I am stuck and not finding any documentation that helps with this. I setup logical directories for a user with the aws command line:
aws transfer --region us-east-1 update-user --user-name test1
--server-id "s-12345"
--home-directory-type LOGICAL --home-directory-mappings '[{"Entry":"/types/emptytype", "Target":"/bucket/somedir/empty_dir"},{"Entry":"/types/standardevent", "Target":"/bucket/somedir/users/${transfer:UserName}"}]'
This works well. I can log in see all the logical directories and upload/download files. I want to restrict the user to be able to upload/download but not be able to delete files, unless it is in a special directory called OUT.
I am generally finding that if I set any sort of policy (in above command line with –policy), no matter what it is, when I login to test, I can ls -l at the root, but can’t change to any other directories and see files. Why does this break? It seems like the documents say that policies can be mixed with logical directories, but all the examples are trivial and don’t have multiple subdirs like mine above.
EDIT:
Setting a stupid policy:
aws transfer --region us-east-1 update-user --user-name test1
--server-id "s-12345"
--policy '{"Version": "2012-10-17","Statement": {"Effect": "Allow","Action": "s3:ListBucket","Resource": "arn:aws:s3:::amzn-s3-demo-bucket"}}'
--home-directory-type LOGICAL --home-directory-mappings '[{"Entry":"/types/emptytype", "Target":"/bucket/somedir/empty_dir"},{"Entry":"/types/standardevent", "Target":"/bucket/somedir/users/${transfer:UserName}"}]'
Breaks the SFTP:
sftp [email protected]
Connected to s-12345.server.transfer.us-east-1.amazonaws.com.
sftp> ls
types
sftp> cd types
sftp> ls
Couldn't read directory: Permission denied
Removing the policy restores working order:
sftp [email protected]
Connected to s-12345.server.transfer.us-east-1.amazonaws.com.
sftp> ls
types
sftp> cd types
sftp> ls
emptytype standardevent
sftp> cd standardevent
sftp> ls
1.tsv
2
Answers
try using aws s3api to check the bucket policy.
https://docs.aws.amazon.com/cli/latest/reference/s3api/ –> check the command for bucket policy here.

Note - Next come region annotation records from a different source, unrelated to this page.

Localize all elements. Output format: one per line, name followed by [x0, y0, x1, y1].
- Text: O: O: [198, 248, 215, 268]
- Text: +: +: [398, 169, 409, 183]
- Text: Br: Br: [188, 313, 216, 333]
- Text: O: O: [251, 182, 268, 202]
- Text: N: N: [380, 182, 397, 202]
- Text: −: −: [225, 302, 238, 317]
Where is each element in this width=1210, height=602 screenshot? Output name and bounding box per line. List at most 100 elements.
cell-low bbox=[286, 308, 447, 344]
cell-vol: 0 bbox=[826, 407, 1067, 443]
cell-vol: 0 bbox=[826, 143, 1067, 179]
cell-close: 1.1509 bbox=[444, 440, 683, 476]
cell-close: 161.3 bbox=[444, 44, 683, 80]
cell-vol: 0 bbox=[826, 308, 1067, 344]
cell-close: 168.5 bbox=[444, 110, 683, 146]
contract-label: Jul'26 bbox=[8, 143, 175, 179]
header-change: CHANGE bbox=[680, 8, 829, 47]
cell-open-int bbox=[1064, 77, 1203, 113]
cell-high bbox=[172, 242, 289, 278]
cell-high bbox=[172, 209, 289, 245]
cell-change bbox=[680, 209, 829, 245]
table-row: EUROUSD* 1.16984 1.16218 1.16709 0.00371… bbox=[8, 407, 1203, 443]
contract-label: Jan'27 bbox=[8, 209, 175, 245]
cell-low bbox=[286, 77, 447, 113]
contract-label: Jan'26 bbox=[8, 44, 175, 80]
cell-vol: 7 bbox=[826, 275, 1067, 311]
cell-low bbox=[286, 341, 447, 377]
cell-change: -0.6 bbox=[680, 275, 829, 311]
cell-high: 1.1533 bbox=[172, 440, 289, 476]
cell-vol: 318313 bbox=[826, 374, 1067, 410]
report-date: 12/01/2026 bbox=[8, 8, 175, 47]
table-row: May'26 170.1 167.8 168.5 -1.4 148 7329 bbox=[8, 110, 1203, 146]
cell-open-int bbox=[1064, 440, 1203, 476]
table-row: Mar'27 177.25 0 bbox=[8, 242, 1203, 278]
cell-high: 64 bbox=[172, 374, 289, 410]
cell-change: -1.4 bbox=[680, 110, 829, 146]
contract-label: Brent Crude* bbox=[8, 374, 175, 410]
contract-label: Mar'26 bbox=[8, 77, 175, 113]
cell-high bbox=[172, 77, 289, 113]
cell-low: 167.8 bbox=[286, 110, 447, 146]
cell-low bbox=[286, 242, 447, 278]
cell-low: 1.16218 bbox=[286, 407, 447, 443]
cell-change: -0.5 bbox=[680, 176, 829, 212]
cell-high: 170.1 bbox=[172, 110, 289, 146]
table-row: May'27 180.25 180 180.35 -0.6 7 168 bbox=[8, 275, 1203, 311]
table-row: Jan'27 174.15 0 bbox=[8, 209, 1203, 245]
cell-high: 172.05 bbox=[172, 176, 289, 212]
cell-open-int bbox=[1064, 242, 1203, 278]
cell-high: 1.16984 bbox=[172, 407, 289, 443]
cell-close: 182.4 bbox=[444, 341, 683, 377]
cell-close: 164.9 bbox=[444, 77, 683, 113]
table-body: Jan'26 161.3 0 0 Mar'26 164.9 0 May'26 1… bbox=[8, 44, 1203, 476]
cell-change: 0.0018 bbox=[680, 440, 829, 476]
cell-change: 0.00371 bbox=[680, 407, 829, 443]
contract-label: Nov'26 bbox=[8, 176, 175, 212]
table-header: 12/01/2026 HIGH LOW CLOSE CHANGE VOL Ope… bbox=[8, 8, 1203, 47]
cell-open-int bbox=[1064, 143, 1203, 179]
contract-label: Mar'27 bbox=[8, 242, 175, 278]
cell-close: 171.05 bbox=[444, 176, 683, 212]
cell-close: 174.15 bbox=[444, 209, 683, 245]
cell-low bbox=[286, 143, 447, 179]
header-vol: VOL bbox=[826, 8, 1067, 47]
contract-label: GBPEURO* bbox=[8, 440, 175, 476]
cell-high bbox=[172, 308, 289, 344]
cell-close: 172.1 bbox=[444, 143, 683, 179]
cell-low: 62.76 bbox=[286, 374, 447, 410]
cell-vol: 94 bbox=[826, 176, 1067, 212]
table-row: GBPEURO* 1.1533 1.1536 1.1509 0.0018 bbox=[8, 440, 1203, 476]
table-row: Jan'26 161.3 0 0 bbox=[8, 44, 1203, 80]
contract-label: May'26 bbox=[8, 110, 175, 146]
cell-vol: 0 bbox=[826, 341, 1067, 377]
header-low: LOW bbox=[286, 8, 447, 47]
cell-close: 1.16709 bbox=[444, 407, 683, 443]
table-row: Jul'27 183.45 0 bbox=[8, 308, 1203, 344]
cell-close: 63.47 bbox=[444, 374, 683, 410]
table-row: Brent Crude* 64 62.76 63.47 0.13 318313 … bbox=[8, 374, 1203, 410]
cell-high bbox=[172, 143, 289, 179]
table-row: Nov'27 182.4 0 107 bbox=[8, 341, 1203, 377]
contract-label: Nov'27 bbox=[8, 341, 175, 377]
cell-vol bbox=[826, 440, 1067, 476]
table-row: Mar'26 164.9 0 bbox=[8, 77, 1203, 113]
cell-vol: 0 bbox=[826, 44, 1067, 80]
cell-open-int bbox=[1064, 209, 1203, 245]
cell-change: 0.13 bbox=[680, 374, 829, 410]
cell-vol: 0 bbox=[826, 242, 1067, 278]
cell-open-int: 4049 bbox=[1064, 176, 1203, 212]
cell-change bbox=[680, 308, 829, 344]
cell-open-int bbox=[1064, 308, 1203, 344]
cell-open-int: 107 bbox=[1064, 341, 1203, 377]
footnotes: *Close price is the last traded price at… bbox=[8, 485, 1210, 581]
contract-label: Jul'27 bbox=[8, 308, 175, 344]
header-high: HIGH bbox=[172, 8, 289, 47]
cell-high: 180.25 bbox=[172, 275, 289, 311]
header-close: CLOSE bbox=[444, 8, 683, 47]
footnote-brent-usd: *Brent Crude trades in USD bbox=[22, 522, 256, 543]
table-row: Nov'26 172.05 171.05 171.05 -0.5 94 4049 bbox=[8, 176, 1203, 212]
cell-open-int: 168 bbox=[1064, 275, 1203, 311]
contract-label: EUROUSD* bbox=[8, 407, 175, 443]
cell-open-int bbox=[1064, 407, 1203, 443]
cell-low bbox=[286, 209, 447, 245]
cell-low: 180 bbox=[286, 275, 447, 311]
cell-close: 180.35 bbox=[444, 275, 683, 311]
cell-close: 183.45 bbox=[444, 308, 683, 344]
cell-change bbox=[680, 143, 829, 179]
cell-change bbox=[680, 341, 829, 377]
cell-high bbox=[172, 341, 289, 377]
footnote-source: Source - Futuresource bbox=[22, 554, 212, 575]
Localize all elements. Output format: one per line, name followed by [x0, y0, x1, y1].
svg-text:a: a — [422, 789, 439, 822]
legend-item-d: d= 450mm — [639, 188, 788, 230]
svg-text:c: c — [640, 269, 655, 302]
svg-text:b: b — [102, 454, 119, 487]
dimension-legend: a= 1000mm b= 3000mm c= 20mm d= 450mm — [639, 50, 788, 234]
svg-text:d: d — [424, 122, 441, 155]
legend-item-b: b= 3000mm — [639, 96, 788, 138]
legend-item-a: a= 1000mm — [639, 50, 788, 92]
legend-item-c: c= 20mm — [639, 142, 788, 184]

I believe something is missing in there that is causing permission denied.
I am running into the same issue, IAM policies that contain
${transfer:UserName}
break but if i replace it with the actual username it works. Based on this question I don’t think IAM policies on the transfer user role support variable interpolation.It looks like the recommendation is to remove these policies and rely on LOGICAL directories to chroot the user to just their specific folder. We weren’t satisfied with that from a security perspective as we still wanted restrictive IAM policies on the user’s role.
Instead, we had to create a policy per user that explicitly referenced their username without the interpolation variable. This ended up working!